Сил побриться самому не было, за дело взялась жена, но сразу порезала его, и на помощь пришел сосед-матерщинник, сработал четко, как в парикмахерской.
Его кровать стояла возле окна, и после утренних уколов, когда Татьяна уехала приготовить обед, Федор с трудом приподнялся на локтях и выглянул на улицу.
Там надвигались мрак и пустота поздней осени. Деревья оголились, а опавшая листва намокла и почти сгнила, глухой кирпичный забор и кусок морга, который было видно в окошко, потемнели от частых дождей, и сейчас какой-то человек в ватнике, накинутом поверх белого халата, нес над головой раскрытый красный зонт.
«Сколько же меня не было?» – подумал Федор с удивлением. В своем сознании он хоронил Глашу только вчера. Он хотел спросить у мужиков, какое сегодня число, чтобы понять, прошло ли уже сорок дней, но что-то подкатило к горлу, Федор накрылся одеялом с головой и заплакал.
Потом он лежал и грезил наяву, вспоминая то Глашу, то свои сны об их общем будущем. Дети, сыновья, должны были у них родиться, но двадцать лет назад он принял на себя непростительный грех.
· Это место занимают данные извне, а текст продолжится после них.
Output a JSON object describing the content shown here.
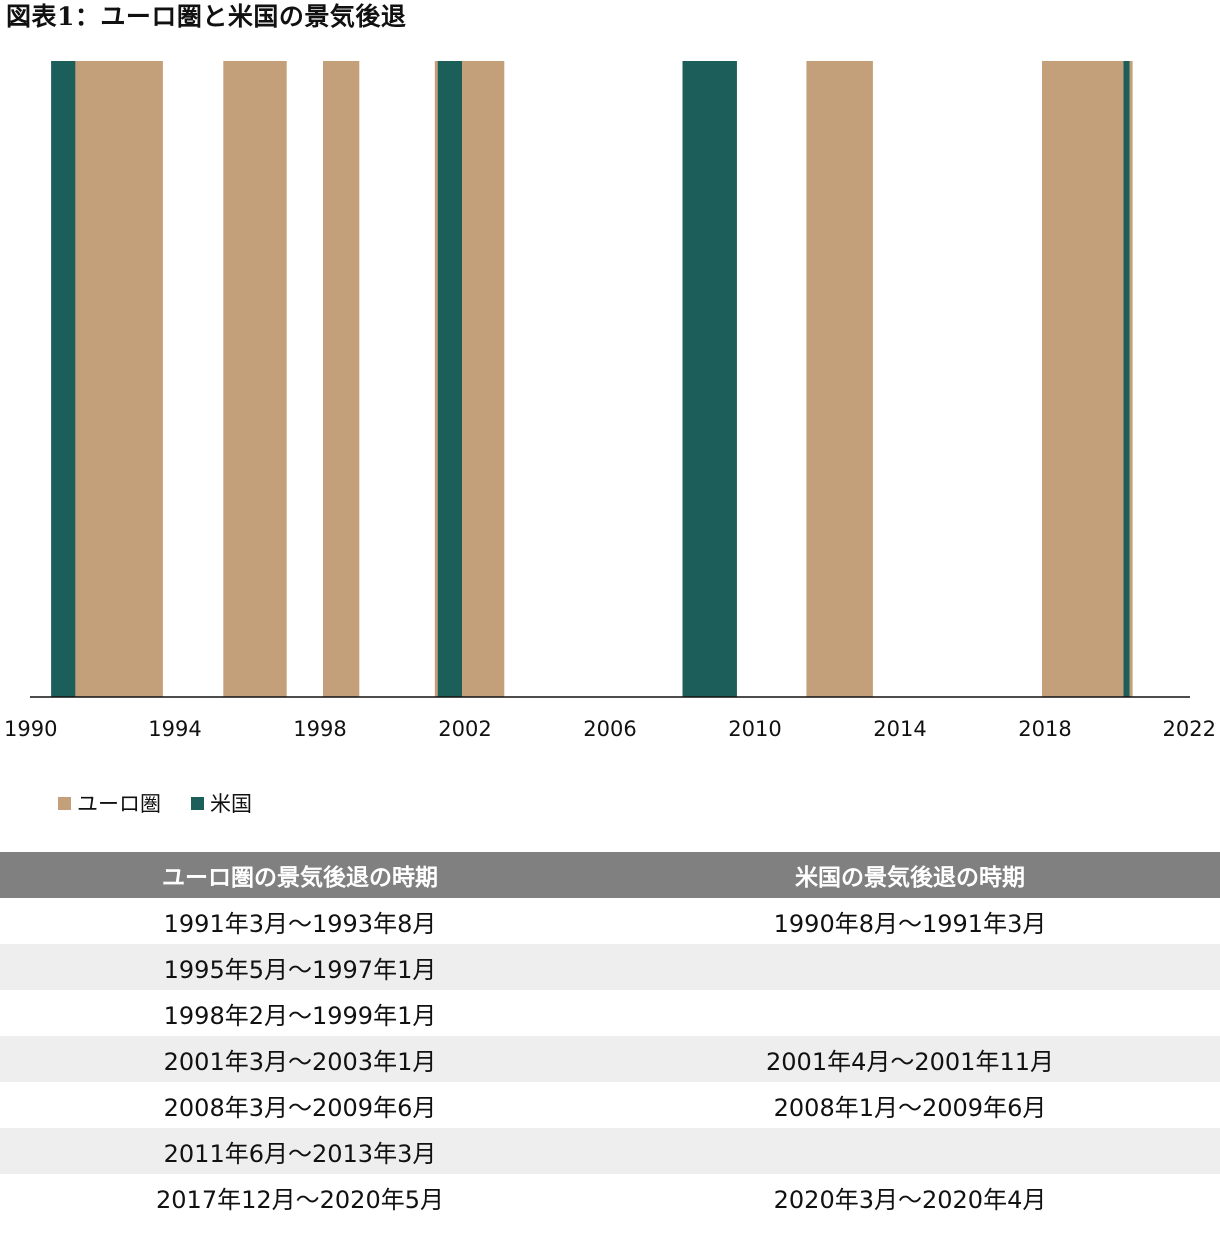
{
  "title": "図表1：ユーロ圏と米国の景気後退",
  "colors": {
    "euro": "#c4a07a",
    "us": "#1c5e5a",
    "header_bg": "#808080",
    "alt_row": "#eeeeee"
  },
  "chart_data": {
    "type": "area",
    "xlim": [
      1990,
      2022
    ],
    "x_ticks": [
      "1990",
      "1994",
      "1998",
      "2002",
      "2006",
      "2010",
      "2014",
      "2018",
      "2022"
    ],
    "legend_position": "bottom-left",
    "grid": false,
    "series": [
      {
        "name": "ユーロ圏",
        "color": "#c4a07a",
        "periods": [
          {
            "start": "1991-03",
            "end": "1993-08"
          },
          {
            "start": "1995-05",
            "end": "1997-01"
          },
          {
            "start": "1998-02",
            "end": "1999-01"
          },
          {
            "start": "2001-03",
            "end": "2003-01"
          },
          {
            "start": "2008-03",
            "end": "2009-06"
          },
          {
            "start": "2011-06",
            "end": "2013-03"
          },
          {
            "start": "2017-12",
            "end": "2020-05"
          }
        ]
      },
      {
        "name": "米国",
        "color": "#1c5e5a",
        "periods": [
          {
            "start": "1990-08",
            "end": "1991-03"
          },
          {
            "start": "2001-04",
            "end": "2001-11"
          },
          {
            "start": "2008-01",
            "end": "2009-06"
          },
          {
            "start": "2020-03",
            "end": "2020-04"
          }
        ]
      }
    ]
  },
  "legend": [
    {
      "label": "ユーロ圏",
      "color": "#c4a07a"
    },
    {
      "label": "米国",
      "color": "#1c5e5a"
    }
  ],
  "table": {
    "headers": [
      "ユーロ圏の景気後退の時期",
      "米国の景気後退の時期"
    ],
    "rows": [
      [
        "1991年3月～1993年8月",
        "1990年8月～1991年3月"
      ],
      [
        "1995年5月～1997年1月",
        ""
      ],
      [
        "1998年2月～1999年1月",
        ""
      ],
      [
        "2001年3月～2003年1月",
        "2001年4月～2001年11月"
      ],
      [
        "2008年3月～2009年6月",
        "2008年1月～2009年6月"
      ],
      [
        "2011年6月～2013年3月",
        ""
      ],
      [
        "2017年12月～2020年5月",
        "2020年3月～2020年4月"
      ]
    ]
  }
}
Можно хоть до посинения твердить, что он действовал в интересах общества, но истина одна – он оставил на свободе зверя.
Кажется, тогда он обещал себе, что будет дальше искать, но, когда дело закрыли, это оказалось невозможным. Преступления прекратились, а потом он перевелся в Ленинград и благополучно обо всем забыл. А потом молчал… Ну а теперь что ж, сколько ни кайся, сколько ни молись, а к жизни никого не вернешь. Ничего не исправишь.